Author: Meg Howrey
Links: Indiebound |Goodreads
Summary: Beautifully written, character-driven, introspective, and a joy to read.
“In four years Prime Space will put the first humans on Mars. Helen Kane, Yoshi Tanaka, and Sergei Kuznetsov must prove they’re the crew for the job by spending seventeen months in the most realistic simulation every created. Retired from NASA, Helen had not trained for irrelevance. It is nobody’s fault that the best of her exists in space, but her daughter can’t help placing blame. The MarsNOW mission is Helen’s last chance to return to the only place she’s ever truly felt at home. For Yoshi, it’s an opportunity to prove himself worthy of the wife he has loved absolutely, if not quite rightly. Sergei is willing to spend seventeen months in a tin can if it means travelling to Mars. He will at least be tested past the point of exhaustion, and this is the example he will set for his sons.” (source)
First of all, I have to say that I loved this book!
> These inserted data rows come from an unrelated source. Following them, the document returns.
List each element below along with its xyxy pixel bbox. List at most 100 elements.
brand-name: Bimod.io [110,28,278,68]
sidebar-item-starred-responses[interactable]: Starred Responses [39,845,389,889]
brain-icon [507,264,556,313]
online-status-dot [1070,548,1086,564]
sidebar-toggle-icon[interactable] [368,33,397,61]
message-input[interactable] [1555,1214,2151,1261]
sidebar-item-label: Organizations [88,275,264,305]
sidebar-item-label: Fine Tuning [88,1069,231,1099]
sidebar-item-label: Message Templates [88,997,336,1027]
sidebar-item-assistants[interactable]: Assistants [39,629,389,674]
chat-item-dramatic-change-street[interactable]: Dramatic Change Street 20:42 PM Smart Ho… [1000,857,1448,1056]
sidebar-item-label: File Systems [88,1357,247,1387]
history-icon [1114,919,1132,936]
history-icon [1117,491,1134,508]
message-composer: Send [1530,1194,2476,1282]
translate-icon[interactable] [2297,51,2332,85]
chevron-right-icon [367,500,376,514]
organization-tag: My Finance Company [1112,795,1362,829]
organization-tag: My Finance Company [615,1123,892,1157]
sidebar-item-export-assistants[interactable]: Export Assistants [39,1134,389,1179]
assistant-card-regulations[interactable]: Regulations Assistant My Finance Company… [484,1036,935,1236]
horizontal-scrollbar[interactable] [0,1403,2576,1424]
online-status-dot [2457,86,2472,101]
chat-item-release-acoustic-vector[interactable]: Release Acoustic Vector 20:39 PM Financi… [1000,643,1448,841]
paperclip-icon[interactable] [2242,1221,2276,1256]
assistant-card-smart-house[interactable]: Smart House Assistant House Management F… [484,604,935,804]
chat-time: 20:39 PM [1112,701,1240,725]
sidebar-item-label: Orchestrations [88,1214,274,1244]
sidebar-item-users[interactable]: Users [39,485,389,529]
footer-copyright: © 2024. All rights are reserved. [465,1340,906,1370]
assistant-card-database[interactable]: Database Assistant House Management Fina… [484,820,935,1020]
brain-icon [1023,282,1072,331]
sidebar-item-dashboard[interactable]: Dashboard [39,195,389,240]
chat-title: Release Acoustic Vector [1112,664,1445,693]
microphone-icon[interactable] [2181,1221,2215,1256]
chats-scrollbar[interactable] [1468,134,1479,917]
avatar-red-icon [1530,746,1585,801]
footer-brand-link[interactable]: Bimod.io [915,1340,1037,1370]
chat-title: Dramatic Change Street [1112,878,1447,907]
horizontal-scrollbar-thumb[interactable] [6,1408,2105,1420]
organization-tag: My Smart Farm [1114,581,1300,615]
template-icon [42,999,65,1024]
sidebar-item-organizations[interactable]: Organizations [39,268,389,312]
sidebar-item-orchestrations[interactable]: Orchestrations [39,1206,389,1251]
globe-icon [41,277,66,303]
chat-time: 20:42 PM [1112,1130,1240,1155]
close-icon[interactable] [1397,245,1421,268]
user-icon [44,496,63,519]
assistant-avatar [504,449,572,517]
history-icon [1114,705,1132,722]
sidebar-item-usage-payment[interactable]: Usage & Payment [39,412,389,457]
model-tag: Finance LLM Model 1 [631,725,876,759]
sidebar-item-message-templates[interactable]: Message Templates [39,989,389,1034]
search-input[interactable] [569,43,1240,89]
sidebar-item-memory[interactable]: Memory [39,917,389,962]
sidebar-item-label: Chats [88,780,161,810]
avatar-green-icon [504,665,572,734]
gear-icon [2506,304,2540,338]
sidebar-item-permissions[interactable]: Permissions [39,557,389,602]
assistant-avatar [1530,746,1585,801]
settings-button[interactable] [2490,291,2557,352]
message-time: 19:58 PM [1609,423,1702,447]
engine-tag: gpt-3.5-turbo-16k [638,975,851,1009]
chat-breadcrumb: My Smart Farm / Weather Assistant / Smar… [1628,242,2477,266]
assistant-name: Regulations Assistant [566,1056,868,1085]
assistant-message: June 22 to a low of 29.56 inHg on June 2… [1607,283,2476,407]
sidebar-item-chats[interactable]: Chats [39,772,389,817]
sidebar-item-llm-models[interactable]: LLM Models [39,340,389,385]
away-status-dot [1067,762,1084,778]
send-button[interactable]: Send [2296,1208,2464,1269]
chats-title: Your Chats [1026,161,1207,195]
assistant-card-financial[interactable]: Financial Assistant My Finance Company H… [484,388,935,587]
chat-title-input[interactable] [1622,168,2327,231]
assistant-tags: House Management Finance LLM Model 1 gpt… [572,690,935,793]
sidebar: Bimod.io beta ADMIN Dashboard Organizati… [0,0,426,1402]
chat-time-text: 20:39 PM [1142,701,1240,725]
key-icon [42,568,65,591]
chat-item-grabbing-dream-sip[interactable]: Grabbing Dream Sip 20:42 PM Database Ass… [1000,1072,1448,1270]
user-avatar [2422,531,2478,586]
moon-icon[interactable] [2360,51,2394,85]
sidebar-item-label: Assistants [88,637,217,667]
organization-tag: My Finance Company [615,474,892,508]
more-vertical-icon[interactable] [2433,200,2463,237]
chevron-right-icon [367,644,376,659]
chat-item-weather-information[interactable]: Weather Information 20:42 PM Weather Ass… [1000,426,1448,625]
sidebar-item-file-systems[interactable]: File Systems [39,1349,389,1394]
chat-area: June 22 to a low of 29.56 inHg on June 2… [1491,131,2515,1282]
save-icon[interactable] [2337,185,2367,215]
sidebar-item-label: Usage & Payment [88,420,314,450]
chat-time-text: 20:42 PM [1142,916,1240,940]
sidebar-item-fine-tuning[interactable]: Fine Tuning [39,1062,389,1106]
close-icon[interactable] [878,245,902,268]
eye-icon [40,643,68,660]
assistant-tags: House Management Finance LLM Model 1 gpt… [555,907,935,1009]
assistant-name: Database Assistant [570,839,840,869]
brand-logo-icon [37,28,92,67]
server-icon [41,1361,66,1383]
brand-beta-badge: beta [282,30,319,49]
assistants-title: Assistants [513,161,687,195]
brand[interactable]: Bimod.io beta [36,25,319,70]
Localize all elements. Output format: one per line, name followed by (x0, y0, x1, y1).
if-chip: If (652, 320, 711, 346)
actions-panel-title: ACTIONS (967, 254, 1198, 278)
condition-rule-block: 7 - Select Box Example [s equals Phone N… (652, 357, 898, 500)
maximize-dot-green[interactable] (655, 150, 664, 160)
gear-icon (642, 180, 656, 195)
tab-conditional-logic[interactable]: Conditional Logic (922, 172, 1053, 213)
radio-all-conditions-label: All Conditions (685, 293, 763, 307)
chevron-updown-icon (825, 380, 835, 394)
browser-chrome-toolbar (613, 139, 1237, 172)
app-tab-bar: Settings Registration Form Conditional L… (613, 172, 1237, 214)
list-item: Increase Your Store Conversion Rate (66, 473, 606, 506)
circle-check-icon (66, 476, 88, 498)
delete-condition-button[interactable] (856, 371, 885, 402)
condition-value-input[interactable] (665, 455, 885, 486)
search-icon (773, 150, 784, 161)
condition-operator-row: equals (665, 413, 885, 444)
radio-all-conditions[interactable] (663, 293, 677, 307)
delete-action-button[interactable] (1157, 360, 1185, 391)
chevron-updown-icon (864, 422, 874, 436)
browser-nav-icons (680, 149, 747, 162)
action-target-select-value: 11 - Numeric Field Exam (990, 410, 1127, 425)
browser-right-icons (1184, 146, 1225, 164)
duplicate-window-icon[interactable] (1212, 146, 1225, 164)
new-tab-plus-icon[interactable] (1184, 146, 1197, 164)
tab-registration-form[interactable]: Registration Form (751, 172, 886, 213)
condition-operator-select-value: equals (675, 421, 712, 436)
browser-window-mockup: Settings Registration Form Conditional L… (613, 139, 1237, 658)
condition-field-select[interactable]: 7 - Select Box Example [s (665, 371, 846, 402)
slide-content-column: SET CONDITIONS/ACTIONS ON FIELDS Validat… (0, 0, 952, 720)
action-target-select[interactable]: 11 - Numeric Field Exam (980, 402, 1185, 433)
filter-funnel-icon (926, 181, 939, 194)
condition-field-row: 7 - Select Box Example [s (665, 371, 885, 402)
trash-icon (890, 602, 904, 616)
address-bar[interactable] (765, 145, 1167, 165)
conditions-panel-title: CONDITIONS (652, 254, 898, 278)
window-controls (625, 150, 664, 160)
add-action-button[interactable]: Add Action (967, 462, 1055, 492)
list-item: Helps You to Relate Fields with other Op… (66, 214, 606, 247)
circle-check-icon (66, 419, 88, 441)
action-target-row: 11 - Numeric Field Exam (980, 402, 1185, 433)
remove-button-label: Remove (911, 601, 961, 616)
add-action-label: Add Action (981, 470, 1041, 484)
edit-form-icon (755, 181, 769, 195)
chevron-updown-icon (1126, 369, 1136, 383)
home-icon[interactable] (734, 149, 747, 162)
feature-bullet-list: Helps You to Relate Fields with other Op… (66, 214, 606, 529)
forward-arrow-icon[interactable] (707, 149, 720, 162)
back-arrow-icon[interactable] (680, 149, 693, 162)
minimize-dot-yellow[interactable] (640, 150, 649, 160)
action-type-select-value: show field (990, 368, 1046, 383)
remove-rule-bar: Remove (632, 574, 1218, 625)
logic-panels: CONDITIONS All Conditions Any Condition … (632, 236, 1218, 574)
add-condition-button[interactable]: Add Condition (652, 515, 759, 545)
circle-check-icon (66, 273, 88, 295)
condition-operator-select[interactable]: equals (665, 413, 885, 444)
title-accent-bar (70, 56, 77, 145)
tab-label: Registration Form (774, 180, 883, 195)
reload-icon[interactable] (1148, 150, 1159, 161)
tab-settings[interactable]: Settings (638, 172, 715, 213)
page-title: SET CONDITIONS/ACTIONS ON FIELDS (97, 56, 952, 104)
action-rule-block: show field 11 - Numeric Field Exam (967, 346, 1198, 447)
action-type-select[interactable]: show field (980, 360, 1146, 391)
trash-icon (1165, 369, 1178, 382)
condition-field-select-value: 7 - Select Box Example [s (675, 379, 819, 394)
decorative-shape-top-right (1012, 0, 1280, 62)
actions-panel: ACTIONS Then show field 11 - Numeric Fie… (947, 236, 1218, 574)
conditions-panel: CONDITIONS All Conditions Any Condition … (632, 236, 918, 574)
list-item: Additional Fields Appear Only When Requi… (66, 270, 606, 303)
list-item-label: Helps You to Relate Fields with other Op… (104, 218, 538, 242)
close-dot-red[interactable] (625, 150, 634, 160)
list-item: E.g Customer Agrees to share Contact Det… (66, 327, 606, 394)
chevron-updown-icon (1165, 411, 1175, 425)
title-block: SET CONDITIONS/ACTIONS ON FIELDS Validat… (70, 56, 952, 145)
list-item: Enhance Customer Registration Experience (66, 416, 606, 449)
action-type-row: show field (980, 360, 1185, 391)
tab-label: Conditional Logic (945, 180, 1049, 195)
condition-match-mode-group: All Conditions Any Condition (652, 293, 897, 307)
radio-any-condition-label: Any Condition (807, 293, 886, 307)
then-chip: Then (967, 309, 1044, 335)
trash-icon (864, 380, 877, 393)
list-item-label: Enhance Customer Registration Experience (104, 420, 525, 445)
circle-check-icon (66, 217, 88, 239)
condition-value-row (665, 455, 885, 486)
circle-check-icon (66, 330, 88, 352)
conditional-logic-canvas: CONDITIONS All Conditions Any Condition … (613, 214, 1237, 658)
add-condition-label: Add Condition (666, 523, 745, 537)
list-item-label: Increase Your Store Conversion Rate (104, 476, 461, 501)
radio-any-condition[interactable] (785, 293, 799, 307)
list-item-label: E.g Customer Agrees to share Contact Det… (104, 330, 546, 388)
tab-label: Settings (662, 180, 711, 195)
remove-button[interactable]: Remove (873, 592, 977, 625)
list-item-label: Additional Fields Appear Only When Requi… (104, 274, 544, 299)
It was beautifully written and the author had a lot of things to say about human nature that rang true to me. I hate to make this overused comparison, but it reminded me very much of Station Eleven. Both are science fiction, both have some action, but both are primarily character driven. I would describe the writing in both as ‘literary’, by which I mean beautiful, extremely good, and often insightful or clever.
At the end, there is some ambiguity about a major plot point. In most cases, I think this would drive me crazy, but I actually liked that about this book. It emphasized that what mattered were the people, their internal struggles and their relationships. I find myself wanting to say something else superlative here to convince you to read this, but I fear I can’t do it justice. I’m sure this wouldn’t be for everyone, but if you’re in the mood for a character-driven story with beautiful writing you can savor, I can’t recommend this highly enough.